May 31, 2019 admin

On revelation: God in the supermarket

Shavuot, just nine days away, is the festival of revelation, of God’s giving the Torah.

I’ve experienced revelation; I suspect we all have. Of course, it’s not the grand kind, with God’s voice emerging amidst thunder and lightning. It’s the little kind, easily overlooked or discounted.

There’s the moment when I turned into our driveway and saw a little boy with his grandmother staring at our garden. They seemed nervous, as if they oughtn’t to have stopped so long and were about to be told to go away.

But they’d reminded me of how, when I was a small boy, my father took me for a walk soon after my mother had died. As we passed a plant nursery the owner came out; he and my father exchanged quiet words, then the man gave me a pot with a yellow primrose.

I lowered the car window and asked the child to choose the flower he liked best. He spent a long time deciding, before settling for a tall daffodil which I cut and gave to him.

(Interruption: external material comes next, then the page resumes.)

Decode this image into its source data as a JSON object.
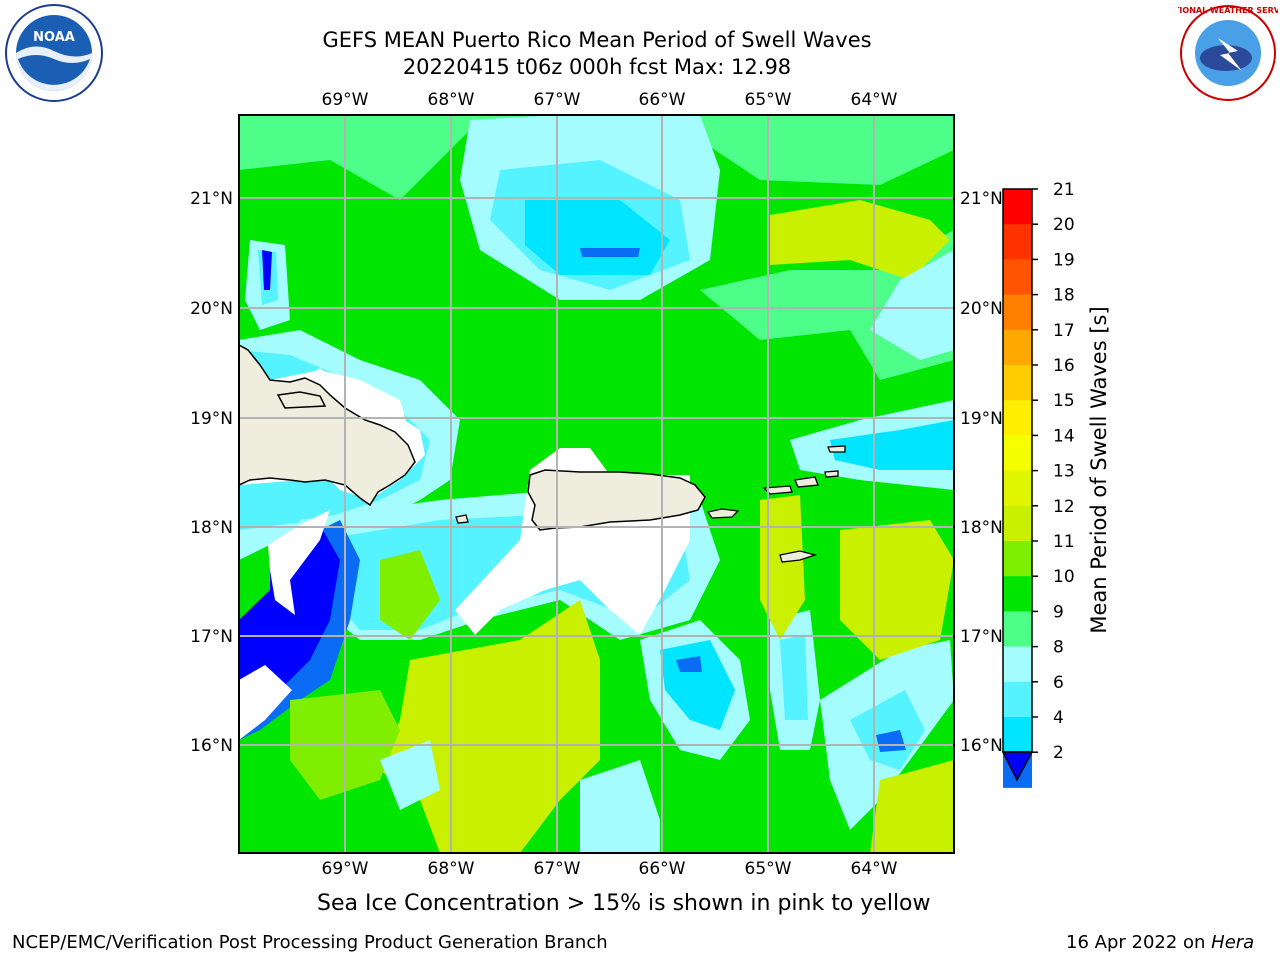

It was that man at that nursery who helped me do what was right, fifty-five years later. He revealed to me a glimpse of that reservoir of kindness from which a constant river flows just beneath the surface of ordinary things, passing through the human heart. He showed me a path to its banks.

Or there’s the night before our teacher, Rabbi Jacobs, passed away, may his memory be for righteousness and blessing. He was in hospital in town. The family were all gathered there; it was a Friday night and I didn’t know what they had to eat. ‘Fruit’, I thought, ‘People do eat fruit at such anxious, loving vigils.’ Veronica Kennard helped me locate three nearby greengrocers.

I called the first number and explained. ‘I can do you a basket’, the man said. ‘And deliver it?’ ‘Yes’. I got out my credit card. ‘It’s £xx for the fruit’, he said. ‘And delivery?’ I asked. ‘I understand why you are doing this. It’s important. I wouldn’t dream of charging.’

The fruit arrived promptly. To my great sorrow, when I wanted to write and thank the man, I realised I’d lost the contact details. If by the remotest chance this reaches someone who recognises ‘that was me’ I thank you truly, and for more than the free delivery. You showed something deeper than the material fabric and materialist transactions which dominate this world.

Or there’s the rush-hour moment at the supermarket when the frail elderly lady in front of me reached the head of the queue. Despite impatient customers, the woman at the till greeted her with ‘How are you today, my darling?’ helped her put three small items in a much-used bag, and, when she handed over her purse saying ‘I can’t manage’, carefully counted out the exact amount, so that everything was open and fair.

Or when Heather, much missed, told me that her best therapy in her cancer was to walk around the corner and talk to her loved tree…Or when…Or when…

These in many ways ordinary experiences scarcely amount to God speaking from the mountain top. But to me they are far from unimportant. They show how the smallest interactions can be manifestations of love, kindness, faith and trust. So trivial they can easily be missed or dismissed, they testify to something gentle but tenacious, simple yet sacred, which unites us.

Maybe that’s why the Torah doesn’t just say ‘Love your neighbour as yourself’, but ‘Love your neighbour as yourself, I am God’. For in such moments, something of God is revealed.